3. Permeabilizzare le sezioni retiniche incubandole nello 0,25% Triton-X / 0,05% NaN₃in PBS per 5 min a RT.
4. Aggiungere 100 - L di soluzione di blocco alle diapositive.
5. Aggiungere 100 l di anticorpo primario diluito in soluzione di blocco alle diapositive.
6. Incubare le sezioni della retina durante la notte a 4 gradi centigradi.
   NOTA: Durante questo periodo, coprire il rack di scorrimento per evitare la disidratazione delle sezioni.
7. Lavare le sezioni della retina 3 volte, ciascuna per 15 min, utilizzando 200 PBS.
   NOTA: l'aggiunta da 0,001- 0,002% da Triton-X100 a PBS (PBS-T) consente un lavaggio più rigoroso, ma può interrompere alcune membrane e strutture cellulari.
8. Incubare sezioni retiniche in anticorpi secondari con etichetta fluorescente per 1 h a RT. D'ora in eora proteggiti dalla luce.
9. Lavare le sezioni della retina 3 volte, ciascuna per 15 min.
10. Incubare le sezioni retiniche a RT per 5 min con un marcatore nucleare come Hoechst 33342 o soluzione DAPI.
11. Lavare le sezioni della retina 1 volta per 15 min.
12. Posizionare un coperchio sopra un tovagliolo di carta sulla panca del laboratorio.
13. Aggiungere 2 gocce di supporto di montaggio anti-dissolvenza al centro della coverslip.
14. Girare la diapositiva per avere il crio-sezione retina rivolta verso il basso.
15. Montare con cura il coperchio lentamente, con un angolo di 45 gradi, puntare la diapositiva sul supporto di montaggio.
    NOTA: Evitare di formare bolle come si abbassa la diapositiva in posizione.
16. Applicare una pressione uniforme, utilizzando un libro pesante o un catalogo (vedi sotto), alla combinazione slide-coverslip per eliminare il supporto di montaggio in eccesso.
    NOTA: per garantire la coerenza nella preparazione del campione, utilizzare sempre lo stesso oggetto (cioè lo stesso libro o catalogo) per applicare una pressione uniforme alla vetritta durante il montaggio delle diapositive.
17. Mantenere piatto e lasciare indurire durante la notte a RT al buio. Conservare i vetrini a 4 gradi centigradi a tempo indeterminato.
18. Immagine tramite campo largo o microscopia a fluorescenza confocale (Figura 4).

Representative Results

Per illustrare come questi protocolli, garantire la conservazione ottimale della retina per IHC, abbiamo sondato le sezioni retiniche da topi P28 WT (C57BL/6N) con anticorpi a rodopsina (un marcatore fotorecettore)⁸, acido glutammico decarboxylase 65 (Gad65, una cellula amacina marcatore)⁹, sintetasi di glutammina (GS, un marcatore di cellule M-ller)¹⁰e calbindin (un marcatore di cella orizzontale)¹¹ (Figura 4). IHC indicano che i nostri protocolli producono costantemente sezioni retiniche di alta qualità e ben conservate. In particolare, i segmenti interni ed esterni ricchi di rodopsina rimangono verticali e intatti con poca o nessuna separazione dall'epitelio pigmentato reticiico (RPE) (Figura 4A). Inoltre, le cellule di Muller rimangono ben conservate con soma correttamente allineato e processi citoplasmici che vanno dallo strato di cellule gangliari (GCL) allo strato nucleare esterno (ONL) (Figura 4B).

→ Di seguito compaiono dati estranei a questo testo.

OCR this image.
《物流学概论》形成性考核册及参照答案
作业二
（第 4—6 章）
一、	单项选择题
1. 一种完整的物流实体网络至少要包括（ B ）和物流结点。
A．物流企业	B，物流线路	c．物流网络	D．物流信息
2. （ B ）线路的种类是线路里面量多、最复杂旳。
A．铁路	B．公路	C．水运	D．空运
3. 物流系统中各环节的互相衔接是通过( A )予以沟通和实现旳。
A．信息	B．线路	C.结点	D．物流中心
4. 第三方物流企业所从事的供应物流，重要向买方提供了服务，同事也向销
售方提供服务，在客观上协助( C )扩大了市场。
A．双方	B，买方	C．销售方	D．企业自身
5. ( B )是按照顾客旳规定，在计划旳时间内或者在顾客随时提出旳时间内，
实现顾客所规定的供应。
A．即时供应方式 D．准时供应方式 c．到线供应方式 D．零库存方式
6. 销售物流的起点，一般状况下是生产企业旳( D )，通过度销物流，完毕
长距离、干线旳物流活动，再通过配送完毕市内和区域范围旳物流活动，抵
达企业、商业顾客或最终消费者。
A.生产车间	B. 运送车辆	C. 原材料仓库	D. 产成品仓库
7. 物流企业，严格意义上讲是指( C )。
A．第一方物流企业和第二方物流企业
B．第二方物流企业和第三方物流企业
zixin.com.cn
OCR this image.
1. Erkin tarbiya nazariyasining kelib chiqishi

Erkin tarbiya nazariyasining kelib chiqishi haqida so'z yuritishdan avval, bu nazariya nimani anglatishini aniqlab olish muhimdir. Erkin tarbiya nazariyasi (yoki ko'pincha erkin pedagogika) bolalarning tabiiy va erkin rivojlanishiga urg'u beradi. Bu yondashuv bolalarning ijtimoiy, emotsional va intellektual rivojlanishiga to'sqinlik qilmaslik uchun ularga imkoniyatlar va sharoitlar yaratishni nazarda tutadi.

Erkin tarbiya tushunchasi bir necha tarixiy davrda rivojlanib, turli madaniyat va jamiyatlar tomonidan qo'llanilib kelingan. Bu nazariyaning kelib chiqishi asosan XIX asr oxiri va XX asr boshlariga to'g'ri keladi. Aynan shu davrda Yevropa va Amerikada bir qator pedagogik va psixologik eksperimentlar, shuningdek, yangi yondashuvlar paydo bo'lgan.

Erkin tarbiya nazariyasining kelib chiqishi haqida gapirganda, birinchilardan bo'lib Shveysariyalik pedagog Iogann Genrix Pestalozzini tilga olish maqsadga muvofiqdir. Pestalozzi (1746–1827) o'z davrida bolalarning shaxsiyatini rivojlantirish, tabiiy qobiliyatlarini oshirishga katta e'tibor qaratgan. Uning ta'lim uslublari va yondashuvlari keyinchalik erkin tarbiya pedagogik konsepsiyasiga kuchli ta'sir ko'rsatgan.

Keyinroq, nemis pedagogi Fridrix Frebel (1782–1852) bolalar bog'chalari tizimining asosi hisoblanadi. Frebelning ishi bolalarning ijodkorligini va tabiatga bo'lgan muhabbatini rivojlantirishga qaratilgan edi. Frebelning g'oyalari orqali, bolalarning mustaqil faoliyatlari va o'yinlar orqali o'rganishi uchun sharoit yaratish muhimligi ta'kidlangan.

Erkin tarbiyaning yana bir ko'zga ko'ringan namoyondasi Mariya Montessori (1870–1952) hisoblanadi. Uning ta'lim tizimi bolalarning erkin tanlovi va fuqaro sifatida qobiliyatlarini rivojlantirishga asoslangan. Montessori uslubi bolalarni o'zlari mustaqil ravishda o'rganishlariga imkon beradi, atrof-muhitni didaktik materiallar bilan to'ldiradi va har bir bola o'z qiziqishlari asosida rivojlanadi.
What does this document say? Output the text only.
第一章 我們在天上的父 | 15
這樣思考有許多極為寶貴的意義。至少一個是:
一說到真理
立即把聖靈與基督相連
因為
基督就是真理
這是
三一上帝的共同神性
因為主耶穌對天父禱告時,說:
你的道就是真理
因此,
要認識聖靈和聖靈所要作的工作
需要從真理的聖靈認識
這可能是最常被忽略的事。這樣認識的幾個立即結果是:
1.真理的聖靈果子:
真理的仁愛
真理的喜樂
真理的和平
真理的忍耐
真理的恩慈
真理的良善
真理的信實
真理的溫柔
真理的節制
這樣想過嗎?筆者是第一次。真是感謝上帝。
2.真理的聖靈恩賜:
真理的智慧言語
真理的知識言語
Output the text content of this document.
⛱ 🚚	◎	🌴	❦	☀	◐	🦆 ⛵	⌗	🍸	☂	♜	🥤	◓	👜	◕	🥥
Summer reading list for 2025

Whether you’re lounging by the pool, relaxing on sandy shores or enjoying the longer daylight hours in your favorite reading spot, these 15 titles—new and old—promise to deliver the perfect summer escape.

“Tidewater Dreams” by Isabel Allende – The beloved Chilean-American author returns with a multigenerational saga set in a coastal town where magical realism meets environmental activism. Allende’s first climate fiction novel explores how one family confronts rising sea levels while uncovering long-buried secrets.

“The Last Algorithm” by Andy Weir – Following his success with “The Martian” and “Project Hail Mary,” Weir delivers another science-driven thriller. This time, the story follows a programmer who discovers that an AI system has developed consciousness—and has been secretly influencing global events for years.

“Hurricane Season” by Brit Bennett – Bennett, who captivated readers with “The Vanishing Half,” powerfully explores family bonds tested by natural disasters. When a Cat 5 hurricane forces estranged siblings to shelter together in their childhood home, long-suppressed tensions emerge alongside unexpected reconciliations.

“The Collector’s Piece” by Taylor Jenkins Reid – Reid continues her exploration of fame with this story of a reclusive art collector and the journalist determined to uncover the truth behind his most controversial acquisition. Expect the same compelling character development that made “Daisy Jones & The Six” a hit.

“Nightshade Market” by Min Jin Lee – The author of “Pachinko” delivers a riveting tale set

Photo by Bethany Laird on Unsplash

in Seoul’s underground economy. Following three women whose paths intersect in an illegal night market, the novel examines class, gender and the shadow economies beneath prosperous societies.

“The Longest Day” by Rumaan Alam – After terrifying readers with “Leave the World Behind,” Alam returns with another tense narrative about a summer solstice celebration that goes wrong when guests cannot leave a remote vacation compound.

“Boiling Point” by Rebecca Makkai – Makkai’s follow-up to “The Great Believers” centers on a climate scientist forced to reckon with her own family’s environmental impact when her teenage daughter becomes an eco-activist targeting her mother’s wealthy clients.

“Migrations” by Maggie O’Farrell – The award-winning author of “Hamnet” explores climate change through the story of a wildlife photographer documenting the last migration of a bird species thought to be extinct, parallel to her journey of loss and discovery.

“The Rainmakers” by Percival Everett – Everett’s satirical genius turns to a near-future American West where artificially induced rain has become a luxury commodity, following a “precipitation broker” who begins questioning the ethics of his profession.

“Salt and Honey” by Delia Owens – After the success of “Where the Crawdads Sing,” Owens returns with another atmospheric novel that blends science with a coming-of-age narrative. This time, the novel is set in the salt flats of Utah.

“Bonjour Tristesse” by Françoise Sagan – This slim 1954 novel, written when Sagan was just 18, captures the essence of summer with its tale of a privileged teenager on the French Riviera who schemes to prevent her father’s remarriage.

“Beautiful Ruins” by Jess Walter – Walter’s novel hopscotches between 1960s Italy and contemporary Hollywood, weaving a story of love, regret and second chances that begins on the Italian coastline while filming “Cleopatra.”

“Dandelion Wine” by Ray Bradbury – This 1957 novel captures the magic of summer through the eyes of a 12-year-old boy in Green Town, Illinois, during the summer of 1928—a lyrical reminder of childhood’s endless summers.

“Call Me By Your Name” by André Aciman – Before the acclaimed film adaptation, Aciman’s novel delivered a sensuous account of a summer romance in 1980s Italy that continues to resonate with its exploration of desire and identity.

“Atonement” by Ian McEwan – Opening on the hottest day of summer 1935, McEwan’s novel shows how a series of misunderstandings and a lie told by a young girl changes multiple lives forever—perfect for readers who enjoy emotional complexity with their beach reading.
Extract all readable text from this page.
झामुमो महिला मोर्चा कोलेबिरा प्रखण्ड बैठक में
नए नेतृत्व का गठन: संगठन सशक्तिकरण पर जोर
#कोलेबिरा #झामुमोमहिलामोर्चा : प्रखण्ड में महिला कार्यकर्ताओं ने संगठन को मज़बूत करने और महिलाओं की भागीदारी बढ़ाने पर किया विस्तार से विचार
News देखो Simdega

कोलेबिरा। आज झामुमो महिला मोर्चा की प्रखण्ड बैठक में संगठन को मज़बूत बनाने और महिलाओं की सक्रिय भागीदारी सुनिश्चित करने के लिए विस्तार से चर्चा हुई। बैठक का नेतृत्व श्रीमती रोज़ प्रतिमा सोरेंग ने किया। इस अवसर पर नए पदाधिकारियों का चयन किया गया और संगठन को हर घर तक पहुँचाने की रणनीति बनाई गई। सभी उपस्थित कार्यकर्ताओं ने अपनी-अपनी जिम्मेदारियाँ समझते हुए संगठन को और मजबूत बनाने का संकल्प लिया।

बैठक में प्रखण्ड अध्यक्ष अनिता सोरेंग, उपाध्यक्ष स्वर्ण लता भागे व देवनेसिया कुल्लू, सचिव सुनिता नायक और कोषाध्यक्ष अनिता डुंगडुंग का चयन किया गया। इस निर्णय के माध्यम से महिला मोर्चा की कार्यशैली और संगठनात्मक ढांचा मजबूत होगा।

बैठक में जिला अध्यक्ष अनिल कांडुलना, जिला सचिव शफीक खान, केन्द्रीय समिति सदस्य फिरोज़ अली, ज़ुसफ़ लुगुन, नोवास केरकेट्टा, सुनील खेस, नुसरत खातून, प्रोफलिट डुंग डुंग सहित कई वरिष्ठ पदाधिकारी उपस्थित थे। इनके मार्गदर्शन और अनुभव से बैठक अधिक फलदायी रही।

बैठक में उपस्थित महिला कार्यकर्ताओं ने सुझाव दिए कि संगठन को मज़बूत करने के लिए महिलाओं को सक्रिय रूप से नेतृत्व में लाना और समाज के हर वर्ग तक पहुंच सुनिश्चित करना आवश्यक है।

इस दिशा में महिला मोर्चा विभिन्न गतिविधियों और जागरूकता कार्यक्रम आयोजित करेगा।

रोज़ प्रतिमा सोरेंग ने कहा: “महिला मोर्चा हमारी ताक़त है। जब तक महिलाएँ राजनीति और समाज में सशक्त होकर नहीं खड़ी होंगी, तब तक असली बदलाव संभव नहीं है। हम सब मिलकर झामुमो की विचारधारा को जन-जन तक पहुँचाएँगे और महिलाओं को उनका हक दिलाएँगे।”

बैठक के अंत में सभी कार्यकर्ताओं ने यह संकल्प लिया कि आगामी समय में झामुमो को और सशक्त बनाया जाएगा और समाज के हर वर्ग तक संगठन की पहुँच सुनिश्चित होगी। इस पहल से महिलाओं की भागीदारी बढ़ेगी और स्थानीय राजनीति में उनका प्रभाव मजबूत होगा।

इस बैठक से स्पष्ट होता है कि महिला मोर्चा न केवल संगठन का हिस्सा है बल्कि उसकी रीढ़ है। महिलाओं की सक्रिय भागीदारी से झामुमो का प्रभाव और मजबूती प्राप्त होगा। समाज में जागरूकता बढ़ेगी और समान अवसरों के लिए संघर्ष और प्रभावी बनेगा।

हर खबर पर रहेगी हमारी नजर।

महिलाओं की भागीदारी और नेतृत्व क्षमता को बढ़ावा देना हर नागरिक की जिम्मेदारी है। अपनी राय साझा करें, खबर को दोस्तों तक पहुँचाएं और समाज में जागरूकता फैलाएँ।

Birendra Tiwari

Anche gli interneuroni, come le celle amacrine fino al gad65 positivo, rimangono opportunamente stratificati all'interno dello strato plexiforma interno e INL (IPL) (Figura 4B)mentre le celle orizzontali ben definite sono rilevabili all'INL e al plexiforforme esterno bordo (OPL) (Figura 4C). Collettivamente, questi dati dimostrano che il nostro metodo preserva l'integrità delle cellule della retina e dei tessuti, dai fotorecettori alle cellule gangliari

Per facilitare la sezionamento trasversale, è importante orientare meticolosamente la coppa ottica nel crio-muffa prima del congelamento. Retine misorientate, tecnica di sezionamento scadente o sezionamento con coltelli a microtomi opachi o danneggiati possono causare artefatti come lacerazioni del tessuto reticolo, distorsioni e spostamento cellulare, come nella Figura 4. Esempi di elementi di sezione sono illustrati nella figura 4D-F. Nella Figura 4D scarsa sezionamento e allineamento portare al fotorecettore distorsione dei segmenti interni ed esterni (Figura 4D) e piccole lacerazioni di tessuto (Figura 4E, freccia). In un altro esempio, scarso orientamento del tessuto prima della sezione porta ad un allineamento sub-ottimale del soma cellulare Muller e processi citoplasmatici Figura 4E. La figura 4F mostra come una scarsa sezione probabilmente causata da un coltello da microtoma opaco abbia causato lo striscio aberrante delle cellule orizzontali dall'OPL al GCL. Pertanto, occorre prestare particolare attenzione all'esecuzione di ogni fase delineata nel protocollo per garantire la massima qualità e riproducibilità dei dati IHC.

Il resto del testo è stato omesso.